I followed some of these carious lesions over time using the Canary System laser. In my initial analysis, what I saw was that the lesions were usually half the size, meaning they were getting 50% more calcium and phosphate than they would have if we hadn’t done anything to them. Once I started seeing remineralization happening, I realized that the laser was catching that. I continue to notice the lesions I first experienced almost six years ago, and they still haven’t progressed.
I have also used it in some very extreme caries patients, such as university age diabetic patients who have uncontrolled diabetes. They are away from home for the first time, their oral hygiene tends to slip and the floss stops. I have found that Curodont has not produced the same type of remineralization in this group. I remember a breakdown that seemed to progress rather than be arrested. I decided to go into the tooth surgically to place a Class II restoration, but when I drilled into the tooth, there was no actual infected dentin in it. Instead, what I found was hard, clear dentin that was the same color it normally is. I realized that it was not necessary to cut this tooth.
Most patients now come in just assuming I’m going to put the liquid in their tooth, or they ask me about the condition of a cavity after having the liquid put in a few years ago. I’m happy to say it seems to be working.

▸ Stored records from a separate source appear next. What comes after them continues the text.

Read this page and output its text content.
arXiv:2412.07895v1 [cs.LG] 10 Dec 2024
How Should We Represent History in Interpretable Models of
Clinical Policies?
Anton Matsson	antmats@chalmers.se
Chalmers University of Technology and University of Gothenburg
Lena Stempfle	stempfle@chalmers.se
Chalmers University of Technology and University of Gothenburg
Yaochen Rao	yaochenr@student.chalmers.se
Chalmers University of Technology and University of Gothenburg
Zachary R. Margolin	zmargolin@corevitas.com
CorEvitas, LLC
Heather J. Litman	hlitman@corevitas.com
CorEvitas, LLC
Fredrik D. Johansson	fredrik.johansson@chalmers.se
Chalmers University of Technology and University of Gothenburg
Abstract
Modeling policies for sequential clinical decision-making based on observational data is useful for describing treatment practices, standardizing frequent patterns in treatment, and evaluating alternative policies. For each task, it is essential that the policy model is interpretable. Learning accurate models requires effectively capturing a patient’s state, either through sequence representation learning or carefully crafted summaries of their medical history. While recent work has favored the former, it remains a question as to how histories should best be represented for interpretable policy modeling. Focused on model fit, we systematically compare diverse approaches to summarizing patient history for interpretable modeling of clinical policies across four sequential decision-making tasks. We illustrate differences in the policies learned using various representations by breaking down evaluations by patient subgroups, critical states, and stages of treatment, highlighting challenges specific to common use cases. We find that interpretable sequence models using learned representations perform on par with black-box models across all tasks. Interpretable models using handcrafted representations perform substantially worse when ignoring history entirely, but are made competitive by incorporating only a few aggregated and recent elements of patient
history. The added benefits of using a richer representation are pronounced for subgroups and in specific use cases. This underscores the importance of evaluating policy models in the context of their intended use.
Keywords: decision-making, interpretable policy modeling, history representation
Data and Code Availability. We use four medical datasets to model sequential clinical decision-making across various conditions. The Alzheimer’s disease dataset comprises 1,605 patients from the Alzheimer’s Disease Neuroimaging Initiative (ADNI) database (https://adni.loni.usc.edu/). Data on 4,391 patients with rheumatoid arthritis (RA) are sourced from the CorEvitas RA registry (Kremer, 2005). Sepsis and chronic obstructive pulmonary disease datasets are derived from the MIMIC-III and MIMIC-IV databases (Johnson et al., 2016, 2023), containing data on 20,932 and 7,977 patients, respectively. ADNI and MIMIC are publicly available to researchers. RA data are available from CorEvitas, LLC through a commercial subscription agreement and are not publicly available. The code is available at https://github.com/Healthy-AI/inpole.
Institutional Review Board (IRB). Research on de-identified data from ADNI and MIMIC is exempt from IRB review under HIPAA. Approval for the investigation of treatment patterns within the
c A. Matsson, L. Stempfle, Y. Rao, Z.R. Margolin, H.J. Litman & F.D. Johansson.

Every time we reapply it to a tooth and show that we’ve stopped the restorative cycle, we add to the body of evidence that pushes the envelope toward what we’re all trying to do in dentistry, which is make patients healthier.
How do you explain Curodont Repair Fluoride Plus to your patients?
I usually recommend it to patients who have an incipient or more proximal lesion and use it on these radiographically apparent small lesions. I tell my patients that many dentists would probably say that a filling is not needed yet. I give the patient some options. I ask if they would rather I wait and do nothing and just watch the cavity grow, or if they would rather have the tooth cut out and a filling put in. Of course, the other option is to stop eating sweets and brush their teeth incessantly. That might work too. Or would they rather I put in a liquid that can help the tooth crystal remineralize and reform and make the tooth harder? It can help them get over that bump and start the healing process.
How do you see Curodont Repair Fluoride Plus becoming part of future oral care protocols?
I see Curodont creating a whole new paradigm for how dentists are treated. I see dentistry moving toward oral health, especially when you look at value-based reimbursement and value-based care that patients learn about. They don’t need to have a restoration in their mouth. they can reverse their cavities through in-office liquid treatments and go home with new preventative products they can use.
It will promote the adoption of developments such as artificial technology to monitor caries lesions over time. We can put the technology in the hands of patients and they can monitor their cavities at home in their bathrooms and find out if their lesions are reversing or progressing. Curodont is just a perfect piece of the puzzle in this new vision of an oral health care system instead of just a restorative dentistry system.